(Title courtesy of Ani.)
**Warning: This post will most likely contain many, many curses.**
Wow. That was a collosal waste of time and increase in blood pressure. Fuck this place, anyway. It's impossible to even get folks here to agree that sexism might ben an itty-bitty problem, much less talk about actual solutions or real ways to move forward. We sat there for an hour and people talked about sensitivity, they talked about what life is like in the "real world," they talked about how it hurts "learning moments" and conversation to use -isms. They talked about victimization and who has the responsibility to speak up.
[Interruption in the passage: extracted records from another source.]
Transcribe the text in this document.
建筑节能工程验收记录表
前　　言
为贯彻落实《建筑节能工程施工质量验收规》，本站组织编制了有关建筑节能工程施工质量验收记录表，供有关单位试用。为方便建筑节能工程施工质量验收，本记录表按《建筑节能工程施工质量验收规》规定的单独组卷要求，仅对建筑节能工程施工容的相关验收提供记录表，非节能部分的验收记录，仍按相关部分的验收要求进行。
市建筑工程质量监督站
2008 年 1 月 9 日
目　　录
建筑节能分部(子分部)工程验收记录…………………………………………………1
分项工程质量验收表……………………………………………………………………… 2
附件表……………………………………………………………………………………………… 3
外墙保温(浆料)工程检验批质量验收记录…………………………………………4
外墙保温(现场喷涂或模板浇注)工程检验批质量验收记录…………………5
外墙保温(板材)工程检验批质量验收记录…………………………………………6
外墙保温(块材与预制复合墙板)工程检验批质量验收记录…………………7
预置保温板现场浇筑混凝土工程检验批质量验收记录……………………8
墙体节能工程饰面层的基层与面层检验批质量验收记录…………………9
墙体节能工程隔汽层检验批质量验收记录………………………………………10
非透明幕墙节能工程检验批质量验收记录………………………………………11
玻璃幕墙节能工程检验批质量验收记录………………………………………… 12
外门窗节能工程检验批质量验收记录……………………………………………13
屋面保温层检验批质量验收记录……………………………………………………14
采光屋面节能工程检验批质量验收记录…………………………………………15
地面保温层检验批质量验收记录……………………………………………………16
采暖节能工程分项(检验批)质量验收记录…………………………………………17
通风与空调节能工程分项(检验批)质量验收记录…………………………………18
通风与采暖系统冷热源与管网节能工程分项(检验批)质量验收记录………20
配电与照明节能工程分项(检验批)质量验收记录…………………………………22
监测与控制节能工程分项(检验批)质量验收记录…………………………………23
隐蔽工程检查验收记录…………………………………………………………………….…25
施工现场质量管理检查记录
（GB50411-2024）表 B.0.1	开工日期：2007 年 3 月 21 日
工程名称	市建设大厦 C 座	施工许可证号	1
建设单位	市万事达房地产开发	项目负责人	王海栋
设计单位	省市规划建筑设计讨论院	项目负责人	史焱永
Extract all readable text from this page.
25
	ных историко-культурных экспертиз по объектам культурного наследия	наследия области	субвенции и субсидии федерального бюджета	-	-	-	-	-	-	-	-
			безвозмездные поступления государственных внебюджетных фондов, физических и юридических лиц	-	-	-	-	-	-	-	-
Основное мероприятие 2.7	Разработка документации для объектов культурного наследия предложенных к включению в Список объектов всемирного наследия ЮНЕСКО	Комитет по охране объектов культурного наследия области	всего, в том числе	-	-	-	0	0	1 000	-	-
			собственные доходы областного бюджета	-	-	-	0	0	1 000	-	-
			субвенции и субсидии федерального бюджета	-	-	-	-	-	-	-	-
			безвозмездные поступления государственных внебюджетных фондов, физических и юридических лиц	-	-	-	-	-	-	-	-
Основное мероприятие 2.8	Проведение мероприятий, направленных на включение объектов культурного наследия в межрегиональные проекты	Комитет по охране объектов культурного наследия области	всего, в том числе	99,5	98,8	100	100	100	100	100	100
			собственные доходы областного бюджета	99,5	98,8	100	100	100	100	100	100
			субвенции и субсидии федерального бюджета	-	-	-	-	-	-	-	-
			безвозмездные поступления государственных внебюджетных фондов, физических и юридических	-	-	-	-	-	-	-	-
One woman (this has to be my favorite part) actually made some obviously very well thought-out claims about how men and women just think and communicate differently, and it's nobody's fault, we just need to learn to understand each other's styles.
They talked about just about everything except for the real problem. And I can't say I helped things much. I'm not comfortable here, I'm not going to get comfortable here, and honestly I find it really difficult to muster up much caring at all about what an old-boy's-club hellhole this place has really turned out to be. I'm just waiting, putting in my time, getting through my recs, and then I will get the hell out of here. Out into that mythical "real world" where I am assured things will be so much worse.
The next person who trys to talk to me about the real world as if I've never been a part of it is going to get a big smack in the face. I'm not even kidding. Could you be any more fucking condescending? I don't need you to tell me about the real world, Mr. Dean--let me tell you about my real world. In my real world, I have to put serious thought into what I wear to school or work every day, lest I be misjudged in my intentions due to my clothes. In my real world, I get to sit through disparagements of my gender, subtle and overt, multiple times a day. Every day. In my real world I can't walk outside alone at night, I drive with my doors locked, and I regularly have nightmares about being raped. To be more school-centered, my real world includes an impossible class schedule juggle to try to get classes with female professors. It includes having to find classes outside of my program that focus on gender because there are so few of them here. And above all, today, my real world is comprised of sitting fairly still, with a near smile, for over an hour while people surrounding me belittled what has been the only serious attempt I have seen here to deal with sexism. My real world sucks at the moment, thanks.